Sharma as part of Kailash Healthcare Limited which runs Kailash Hospital, where Pehlu Khan was brought after the attack. But before we get into what the doctors at Kailash Hospital did, let us go back to what conducted by a medical board of three government doctors from the Community Health Centre (CHC), Behror, revealed. In their findings, the government doctors wrote: “After careful examination of dead body by medical board, the fact[s] reveal that cause of death is shock brought as a result of antemortem thoraco-abdominal injuries mention[ed] in PMR [post-mortem] report sufficient to cause of death as ordinary course of nature.”
And yet, the police and the prosecution are trying to negate the report with statements from doctors at the private Kailash Hospital in Behror where Khan had passed away.
At least three doctors at Kailash Hospital have given statements to the police with regard to Khan’s death. General Surgeon, Dr V. D. Sharma, in whose care Khan was placed, in his statement claimed that Khan was absolutely fine on April 2 and on the morning of April 3, before dying of a heart attack, says the report published.
The report questions and says, “Dr Sharma also said it was not possible for Khan to have died of the injuries he had sustained. But Dr Sharma’s statement is riddled with many apparent and unexplained contradictions. For example, Dr Sharma has also admitted that when Khan was admitted to the hospital on April 1 he had bled from the nose and complained of pain in the right side of his chest where an X-ray later found multiple fractures in the ribs. Yet, Dr Sharma said Khan’s blood pressure, pulse and breathing were “normal”.”
The report further adds, “Dr Sharma admits that on his rounds the next morning he found Khan had been put on oxygen support due to “difficulty in breathing’’. Yet, Dr Sharma said, Khan’s “vitals, etc., were normal”. The doctor also said that Mr Khan had been asthmatic and a heart patient, and had had stents installed in his heart: hence, his death was due to the failure of a weak heart and not from the injuries.”
The report pointed out how a similar line is taken by the other doctors of the Kailash hospital, although there is a minor divergence on one claim. Radiologist Dr R. C. Yadav said that four ribs had been fractured on both the left and the right side of Khan’s chest. Yet, Dr Yadav also said that a sonography, an X-ray and a USG [ultra sonography] revealed that the chest, lungs and abdomen of Khan were normal with no injuries. The radiologist, therefore, concluded Khan could not die of the injuries.
The report added, “It is not known if the police seized the medical reports from Kailash Hospital pertaining to Khan’s treatment from the time he was admitted until he passed away, or if they obtained an independent assessment from government doctors of such medical reports,” the report said.

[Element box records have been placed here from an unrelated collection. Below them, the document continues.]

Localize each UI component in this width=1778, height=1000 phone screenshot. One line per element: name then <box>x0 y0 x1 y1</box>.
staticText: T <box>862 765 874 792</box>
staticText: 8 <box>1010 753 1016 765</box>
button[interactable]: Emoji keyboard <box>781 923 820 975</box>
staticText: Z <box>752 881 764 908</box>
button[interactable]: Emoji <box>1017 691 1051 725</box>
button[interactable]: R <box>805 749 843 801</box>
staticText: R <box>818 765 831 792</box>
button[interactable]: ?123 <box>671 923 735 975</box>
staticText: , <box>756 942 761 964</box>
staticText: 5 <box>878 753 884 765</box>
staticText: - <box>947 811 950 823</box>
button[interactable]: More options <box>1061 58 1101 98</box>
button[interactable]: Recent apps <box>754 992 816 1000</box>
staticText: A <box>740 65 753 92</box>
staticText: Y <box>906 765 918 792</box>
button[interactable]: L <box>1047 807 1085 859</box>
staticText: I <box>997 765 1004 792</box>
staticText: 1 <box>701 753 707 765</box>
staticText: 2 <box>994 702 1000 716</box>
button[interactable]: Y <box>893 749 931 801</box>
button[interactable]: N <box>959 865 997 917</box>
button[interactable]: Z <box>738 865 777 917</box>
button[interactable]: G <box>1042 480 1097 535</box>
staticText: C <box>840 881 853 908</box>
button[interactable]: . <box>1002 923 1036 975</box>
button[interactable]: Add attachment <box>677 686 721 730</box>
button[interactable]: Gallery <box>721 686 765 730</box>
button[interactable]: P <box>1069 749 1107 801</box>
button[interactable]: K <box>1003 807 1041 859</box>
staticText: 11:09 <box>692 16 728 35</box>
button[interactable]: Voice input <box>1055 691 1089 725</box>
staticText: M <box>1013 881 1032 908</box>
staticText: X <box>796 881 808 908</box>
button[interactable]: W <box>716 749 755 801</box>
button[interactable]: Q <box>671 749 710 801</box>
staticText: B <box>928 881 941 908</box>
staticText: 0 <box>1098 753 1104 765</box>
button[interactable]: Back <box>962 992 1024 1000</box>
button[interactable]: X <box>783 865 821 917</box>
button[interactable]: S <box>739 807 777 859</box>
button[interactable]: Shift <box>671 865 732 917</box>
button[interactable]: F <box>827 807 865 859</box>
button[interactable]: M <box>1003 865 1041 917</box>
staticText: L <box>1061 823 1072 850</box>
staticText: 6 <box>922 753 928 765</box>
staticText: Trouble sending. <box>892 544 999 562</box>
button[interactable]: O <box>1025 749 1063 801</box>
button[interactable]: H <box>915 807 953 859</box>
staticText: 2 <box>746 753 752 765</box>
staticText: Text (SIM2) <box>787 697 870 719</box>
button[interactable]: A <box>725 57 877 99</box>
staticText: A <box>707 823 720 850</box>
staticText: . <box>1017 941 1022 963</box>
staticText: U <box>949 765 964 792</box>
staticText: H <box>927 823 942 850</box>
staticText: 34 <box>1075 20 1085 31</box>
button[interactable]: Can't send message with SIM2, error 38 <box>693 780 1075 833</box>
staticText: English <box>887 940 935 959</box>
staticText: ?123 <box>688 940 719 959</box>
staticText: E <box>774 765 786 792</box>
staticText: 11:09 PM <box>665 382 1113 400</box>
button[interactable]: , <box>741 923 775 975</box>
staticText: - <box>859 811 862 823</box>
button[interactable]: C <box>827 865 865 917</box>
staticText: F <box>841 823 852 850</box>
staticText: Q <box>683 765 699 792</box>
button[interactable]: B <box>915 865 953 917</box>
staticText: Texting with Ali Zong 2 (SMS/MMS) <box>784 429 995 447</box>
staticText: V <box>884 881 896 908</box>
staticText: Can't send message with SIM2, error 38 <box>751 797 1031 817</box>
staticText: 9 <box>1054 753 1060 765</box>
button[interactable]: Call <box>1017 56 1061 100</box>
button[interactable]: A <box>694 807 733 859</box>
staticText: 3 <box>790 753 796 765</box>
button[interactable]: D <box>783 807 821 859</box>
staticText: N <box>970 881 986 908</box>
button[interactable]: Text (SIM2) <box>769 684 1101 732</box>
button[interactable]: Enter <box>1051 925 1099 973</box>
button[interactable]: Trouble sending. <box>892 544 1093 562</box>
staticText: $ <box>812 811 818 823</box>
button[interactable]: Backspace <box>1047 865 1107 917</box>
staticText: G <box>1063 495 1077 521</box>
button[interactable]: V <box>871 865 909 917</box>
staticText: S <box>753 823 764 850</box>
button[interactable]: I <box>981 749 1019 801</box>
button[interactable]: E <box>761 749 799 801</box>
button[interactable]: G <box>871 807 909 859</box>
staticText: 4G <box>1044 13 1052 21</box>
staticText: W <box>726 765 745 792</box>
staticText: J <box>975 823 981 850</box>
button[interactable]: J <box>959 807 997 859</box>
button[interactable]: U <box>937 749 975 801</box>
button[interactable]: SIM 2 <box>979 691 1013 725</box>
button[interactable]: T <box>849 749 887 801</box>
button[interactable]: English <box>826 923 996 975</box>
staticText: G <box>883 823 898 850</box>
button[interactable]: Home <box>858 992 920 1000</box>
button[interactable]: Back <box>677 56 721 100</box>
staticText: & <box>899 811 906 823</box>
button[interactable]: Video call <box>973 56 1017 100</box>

The report pointing out the role of Sharma is not coincidental. As it rightly pointed out, in September 2015 when gau rakshaks lynched a Muslim, Muhammad Akhlaq, at his home in Dadri village of Uttar Pradesh, Dr Sharma called it an “accident” and denied it was a “conspiracy”.
Rather, Sharma alleged in an interview to The Indian Express, that Akhlaq had eaten beef, which provoked the Hindus to attack him. In that interview, Dr Sharma also alleged, without proof, that illegal cow slaughter was rampant in the village. “There has been a spurt in the cases of cattle theft,” he told the newspaper. “They [thieves] tie the four legs (of the cow) in a special knot, use some instrument, kill it. Within minutes, they skin it, pack its meat in a vehicle, and escape.”
When one of the accused died in police custody in October 2016, Dr Sharma not only attended his funeral but also intervened when the dead man’s family refused to cremate him until their demands for an investigation and a compensation of Rs 1 crore were met.
While many have questioned the exoneration of the accused, the fact-finding report has once again shown that these crimes are not committed out of ‘rage’ or ‘vengeance’ but are instead systemic in nature and the perpetrators have assurances of getting protection from the Police and the government.